Sus trabajos iniciales, como Los grandes momentos del indigenismo (El Colegio de México, 1950) y La revolución de Independencia, un ensayo de interpretación histórica, UNAM, 1953, fueron vitales para la formación intelectual de una generación que buscaba, o bien un cambio de paradigmas o la vuelta original a los principios fundadores de la nación. A pesar de las limitaciones señaladas más adelante por el autor (además del existencialismo en boga cierto hegelianismo y un marxismo rudimentario), ambos libros sacudieron la conciencia y apresuraron la maduración de ua visión de la historia de México que venía a romper con las ataduras simplistas y retóricas sobre el pasado mexicano y su doloroso presente. Pero la clave de su trascendencia, la razón por la cual muchos legos los leímos con entusiasmo, está en la capacidad de Villoro para ser portavoz de los más humillados por la injusticia y la desigualdad. Como dice el filósofo Guillermo Hurtado, el ejercicio de la razón y, en especial, de la razón filosófica, siempre ha sido, para Villoro, el ejercicio de una razón vital. Incluso sus obras más teóricas y abstractas han tenido, en el fondo, una preocupación existencial, moral y política, en el mejor sentido de esta palabra tan manchada ( Revista de la Universidad).

A finales de los años 50, cuando el régimen burocrático emprende el camino de la decadencia, ese intelectual –cuyos comienzos ha contado aquí Víctor Flores Olea– permitió a muchos vernos inmersos en el universo mexicano al que por derecho propio también pertenecían Rulfo y Revueltas, El laberinto de la soledad, Los días terrenales y La región más transparente, pero también y sobre todo hombres como Othón Salazar y Rubén Jaramillo, Demetrio Vallejo y Valentín Campa, presos políticos hasta que la insurrección democrática del 68 cambió las reglas del juego. Villoro participa en El espectador, el mejor ensayo de unir la inteligencia con la izquierda para defender la causa democrática planteada por los trabajadores ferrocarrileros como la gran tarea pendiente de la sociedad nacional. Luego del diazordacismo, entusiasta y diligente, Villoro se propuso recorrer el país con Heberto Castillo para organizar una fuerza política alejada de viejos arquetipos, sin renunciar ni por un instante a defender sus posiciones aun tratándose de asuntos difíciles que la militancia de la época soslayaba debatir. Así, en un artículo publicado en Punto Crítico en marzo de 1973, pone en tela de juicio la racionalidad de la lucha armada que irrumpe en la vida nacional: “... Ante la violencia institucional hay una salida falsa: la violencia desesperada y anárquica de algunos rebeldes. La violencia sólo puede tener un efecto revolucionario cuando existen organizaciones de masas capaces de orientarla y secundarla. En caso contrario se alimenta a sí misma. Agudiza la actitud represiva del régimen, da las justificaciones buscadas a los grupos dominantes que quisieran romper el equilibrio existente con soluciones dictatoriales, propicia la pervivencia de bandas fascistas provocadoras; constituye, en suma, el elemento indispensable en un dialéctica que crea el clima social adecuado para cualquier golpe reaccionario. Objetivamente, la violencia tiene, en las circunstancias actuales, efectos contrarrevolucionarios. La prueba es que sólo el examen de las intenciones o propósitos personales de sus actores nos permite distinguir si un secuestro o un asalto ha sido efectuado por un grupo ‘revolucionario’ o por una banda de provocadores”.

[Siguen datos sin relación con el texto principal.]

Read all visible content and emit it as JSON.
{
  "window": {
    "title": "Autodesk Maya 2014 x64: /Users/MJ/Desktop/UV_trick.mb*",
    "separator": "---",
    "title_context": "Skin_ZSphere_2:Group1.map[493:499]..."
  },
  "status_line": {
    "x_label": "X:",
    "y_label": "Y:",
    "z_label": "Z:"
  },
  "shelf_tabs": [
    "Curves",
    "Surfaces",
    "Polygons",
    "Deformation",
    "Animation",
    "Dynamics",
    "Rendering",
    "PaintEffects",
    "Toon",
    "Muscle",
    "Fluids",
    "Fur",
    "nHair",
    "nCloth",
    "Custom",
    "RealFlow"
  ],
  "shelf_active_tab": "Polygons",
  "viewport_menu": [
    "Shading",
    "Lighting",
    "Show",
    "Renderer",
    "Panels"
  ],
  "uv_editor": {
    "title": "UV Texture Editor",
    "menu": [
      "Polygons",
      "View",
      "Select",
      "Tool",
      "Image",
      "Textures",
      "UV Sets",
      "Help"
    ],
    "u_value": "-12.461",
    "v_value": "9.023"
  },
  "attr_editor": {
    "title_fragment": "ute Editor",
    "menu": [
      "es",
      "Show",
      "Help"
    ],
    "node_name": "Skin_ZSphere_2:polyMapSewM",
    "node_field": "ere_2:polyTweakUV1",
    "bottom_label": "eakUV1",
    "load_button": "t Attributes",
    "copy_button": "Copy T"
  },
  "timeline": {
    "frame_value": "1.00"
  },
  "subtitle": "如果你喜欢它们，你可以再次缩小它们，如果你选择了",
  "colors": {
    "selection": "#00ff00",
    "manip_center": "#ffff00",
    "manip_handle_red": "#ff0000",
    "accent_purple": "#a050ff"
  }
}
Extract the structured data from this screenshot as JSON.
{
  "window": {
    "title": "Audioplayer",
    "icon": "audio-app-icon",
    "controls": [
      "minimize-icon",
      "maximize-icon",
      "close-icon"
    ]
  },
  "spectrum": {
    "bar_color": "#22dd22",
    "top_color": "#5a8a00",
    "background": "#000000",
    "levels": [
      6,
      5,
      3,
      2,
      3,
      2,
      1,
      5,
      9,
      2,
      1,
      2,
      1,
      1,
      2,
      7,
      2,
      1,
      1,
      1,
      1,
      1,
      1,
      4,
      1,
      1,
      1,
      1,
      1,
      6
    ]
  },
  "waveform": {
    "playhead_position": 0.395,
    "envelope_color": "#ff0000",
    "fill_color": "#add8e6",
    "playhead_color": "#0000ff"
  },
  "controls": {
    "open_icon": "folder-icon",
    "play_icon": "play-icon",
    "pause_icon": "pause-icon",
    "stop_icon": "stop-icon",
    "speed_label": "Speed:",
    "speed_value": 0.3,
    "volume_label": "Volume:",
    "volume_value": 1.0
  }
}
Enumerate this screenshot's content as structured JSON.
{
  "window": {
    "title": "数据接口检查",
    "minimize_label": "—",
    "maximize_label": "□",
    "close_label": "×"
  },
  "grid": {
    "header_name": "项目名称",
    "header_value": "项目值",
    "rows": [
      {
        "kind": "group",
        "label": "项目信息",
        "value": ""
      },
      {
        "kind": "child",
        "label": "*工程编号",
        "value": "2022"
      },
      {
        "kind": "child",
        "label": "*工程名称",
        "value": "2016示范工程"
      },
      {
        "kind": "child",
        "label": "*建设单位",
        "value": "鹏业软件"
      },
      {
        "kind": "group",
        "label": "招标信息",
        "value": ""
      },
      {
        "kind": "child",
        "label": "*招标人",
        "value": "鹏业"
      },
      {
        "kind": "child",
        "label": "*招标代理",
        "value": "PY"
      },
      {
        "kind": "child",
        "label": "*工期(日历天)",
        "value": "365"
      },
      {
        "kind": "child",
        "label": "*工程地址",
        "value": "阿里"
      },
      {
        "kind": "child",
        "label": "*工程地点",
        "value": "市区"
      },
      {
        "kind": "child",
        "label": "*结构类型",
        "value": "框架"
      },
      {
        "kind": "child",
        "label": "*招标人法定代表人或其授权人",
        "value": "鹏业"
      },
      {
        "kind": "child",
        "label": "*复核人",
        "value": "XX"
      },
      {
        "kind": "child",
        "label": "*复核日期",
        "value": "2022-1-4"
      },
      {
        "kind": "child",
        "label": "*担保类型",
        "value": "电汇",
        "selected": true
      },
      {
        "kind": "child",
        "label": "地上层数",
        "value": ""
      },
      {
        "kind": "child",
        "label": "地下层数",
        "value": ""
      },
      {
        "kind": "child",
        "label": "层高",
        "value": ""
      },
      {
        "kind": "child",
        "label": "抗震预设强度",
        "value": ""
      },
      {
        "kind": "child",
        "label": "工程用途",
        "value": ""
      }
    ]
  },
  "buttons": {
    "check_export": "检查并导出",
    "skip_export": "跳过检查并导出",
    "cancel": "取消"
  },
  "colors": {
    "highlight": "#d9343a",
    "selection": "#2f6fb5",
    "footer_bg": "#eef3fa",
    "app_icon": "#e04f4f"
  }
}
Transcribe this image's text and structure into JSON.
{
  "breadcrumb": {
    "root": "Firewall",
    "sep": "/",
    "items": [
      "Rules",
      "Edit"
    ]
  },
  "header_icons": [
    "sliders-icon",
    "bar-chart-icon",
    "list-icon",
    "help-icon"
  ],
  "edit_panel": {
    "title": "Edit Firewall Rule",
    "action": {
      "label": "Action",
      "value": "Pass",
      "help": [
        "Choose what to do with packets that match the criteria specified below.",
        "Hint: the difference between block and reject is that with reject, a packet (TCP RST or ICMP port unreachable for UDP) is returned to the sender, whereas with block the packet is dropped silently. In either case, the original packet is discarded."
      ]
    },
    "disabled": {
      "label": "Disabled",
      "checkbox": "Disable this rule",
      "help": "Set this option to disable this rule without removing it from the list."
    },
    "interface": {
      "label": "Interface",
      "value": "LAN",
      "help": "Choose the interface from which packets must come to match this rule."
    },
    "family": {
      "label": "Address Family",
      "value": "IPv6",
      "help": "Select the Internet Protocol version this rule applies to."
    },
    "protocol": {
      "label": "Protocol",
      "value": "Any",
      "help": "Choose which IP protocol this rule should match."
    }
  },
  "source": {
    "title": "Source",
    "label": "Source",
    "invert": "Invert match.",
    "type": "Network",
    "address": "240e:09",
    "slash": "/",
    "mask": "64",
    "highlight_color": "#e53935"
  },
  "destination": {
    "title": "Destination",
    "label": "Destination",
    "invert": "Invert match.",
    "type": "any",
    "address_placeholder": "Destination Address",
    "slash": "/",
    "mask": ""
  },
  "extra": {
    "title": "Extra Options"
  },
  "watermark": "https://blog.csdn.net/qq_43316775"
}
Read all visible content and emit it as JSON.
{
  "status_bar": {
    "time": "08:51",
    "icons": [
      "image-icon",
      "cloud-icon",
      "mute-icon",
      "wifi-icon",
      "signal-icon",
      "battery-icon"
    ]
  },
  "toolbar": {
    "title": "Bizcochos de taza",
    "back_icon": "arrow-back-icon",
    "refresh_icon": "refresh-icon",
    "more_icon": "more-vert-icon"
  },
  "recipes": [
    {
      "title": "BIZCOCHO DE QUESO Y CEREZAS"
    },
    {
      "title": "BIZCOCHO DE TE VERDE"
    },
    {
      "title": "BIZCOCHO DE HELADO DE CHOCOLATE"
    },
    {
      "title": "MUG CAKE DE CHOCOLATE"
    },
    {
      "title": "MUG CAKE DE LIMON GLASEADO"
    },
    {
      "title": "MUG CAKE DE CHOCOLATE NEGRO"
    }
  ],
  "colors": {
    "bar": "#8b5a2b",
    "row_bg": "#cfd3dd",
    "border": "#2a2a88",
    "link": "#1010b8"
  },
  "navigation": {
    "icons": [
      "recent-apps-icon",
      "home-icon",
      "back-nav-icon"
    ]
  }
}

Sería imposible para mí realizar una síntesis aprovechable del pensamiento de Villoro, pero es evidente la congruencia que existe entre quien piensa que la actividad filosófica es un pensamiento disruptuvo. Es decir, cumple una función de ruptura de las creencias y sus esfuerzos por develar el pensamiento de dominanción versus el pensamieno de liberación que ha de regir tanto la búsqueda del entendimiento como de la buena vida (lo otro en el seno de la sociedad existente) y su reflexión sobre el saber y el poder que lo conducirá –a través del zapatismo– a una reflexión en profundidad no sólo en torno al cuarto momento del indigenismo sino a la búsqueda de la democracia comunitaria como un componente sustantivo del proceso de emancipación humana.

Por último, Luis Villoro fue siempre una figura entrañable para mi familia. Cercano, abierto y preocupado por los demás. Lo recordaremos hasta el último día.

A sus hijos, nuestro afecto. A Fernanda, un abrazo muy fuerte.